O ensaio foi lembrado em 2014 depois que a campanha pela libertação das centenas de meninas sequestradas pelo Boko Haram, criada na Nigéria com a hashtag #BringBackOurGirls, ganhou adesão de políticos e celebridades de todo o mundo. Em maio, Cole escreveu no Twitter (@tejucole): “Lembrem-se: #TragamNossasGarotasDeVolta, um momento vital para a democracia nigeriana, não é o mesmo que #TragamNossasGarotasDeVolta, uma onda de sentimentalismo global”.
— Se por um lado há ideias sintomáticas como “Esses africanos não têm salvação” ou “Esses nigerianos são todos uns criminosos”, a questão mais fundamental é que uma pessoa branca na Europa ou nos EUA no fundo não considera o nigeriano como um igual. Há brancos que nunca diriam algo racista, mas ainda assim não veem o negro como um igual — diz Cole, por e-mail. — Quero que meus leitores levem a sério a questão da igualdade. Talvez um escritor não possa fazer muito para mudar a sociedade, mas pode fazer um pouco, e esse pouco já faz diferença.

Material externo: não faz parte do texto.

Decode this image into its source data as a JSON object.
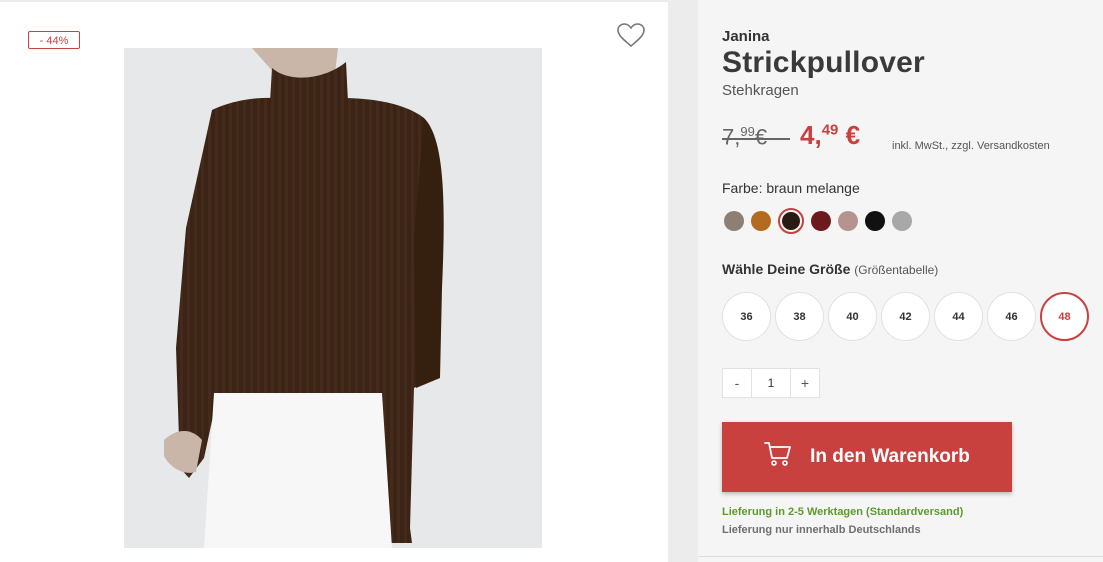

Colaborador de veículos como “New Yorker” e “Granta”, Cole, de 39 anos, reflete sobre o trânsito entre culturas no romance “Cidade aberta”, publicado no Brasil pela Companhia das Letras. O livro acompanha as reflexões de um médico de origem nigeriana em suas longas caminhadas por Nova York. A novela “Todo dia é do ladrão”, que a mesma editora lançará em 2016, acompanha o retorno de um imigrante nigeriano a Lagos. Atualmente, Cole trabalha em um livro de não ficção sobre a megalópole, baseado em entrevistas, pesquisa histórica e memórias pessoais.
— Como as grandes cidades brasileiras, Lagos é um lugar que abriga todo tipo imaginável de energia humana. É um lugar filosófico, sedutor, improvisado, um lugar de amor, medo, dinheiro, perigo e frustração. O que a torna uma cidade única é que, mesmo tendo uma população de quase 21 milhões de pessoas, o mundo não sabe quase nada sobre ela — diz Cole.
A cidade é também o foco do projeto mais recente da escritora Chimamanda Ngozi Adichie, de 37 anos, outra selecionada na antologia “Africa39”. Criado em 2014, o blog “As pequenas redenções de Lagos” (http://americanahblog.com) é uma espécie de continuação do romance “Americanah”, que ganhou o prêmio da Associação Nacional de Críticos dos EUA e foi publicado no Brasil ano passado pela Companhia das Letras.
A protagonista do livro, Ifemelu, é uma estudante nigeriana nos EUA que cria um blog sobre as tensões raciais no país. No novo blog, Chimamanda imagina o que Ifemelu escreveria sobre a Nigéria ao retornar depois de mais de uma década no exterior. Há comentários sobre o dia a dia na cidade, o combate ao Ebola em meados de 2014 e, claro, o Boko Haram.
— A Nigéria sempre teve tensões religiosas. No Sul, de maioria cristã, muita gente acha que todo mundo no Norte apoia o Boko Haram. Mas precisamos lembrar sempre que a maioria das vítimas de atentados é muçulmana — disse Chimamanda, que vive entre Baltimore (EUA) e Lagos, em entrevista por telefone em setembro, na época do lançamento de “Americanah” no Brasil.
Nascida em Enugu, no Sudeste do país, habitado pelo povo ibo, de maioria cristã, Chimamanda retratou as divisões étnicas e religiosas da Nigéria em “Meio sol amarelo” (Companhia das Letras, 2006). O romance é ambientado nos anos 1960, durante a guerra civil que causou a morte de centenas de milhares de nigerianos, a maioria deles ibo. Ela critica o presidente Goodluck Jonathan por não agir para evitar um novo conflito de grandes proporções.
— A Nigéria é um gigante na África, podemos lidar com isso. Mas o Exército nigeriano não está preparado para enfrentar o Boko Haram. E o governo não é honesto sobre isso, não demonstra capacidade de liderança. Vai ser uma luta muito longa.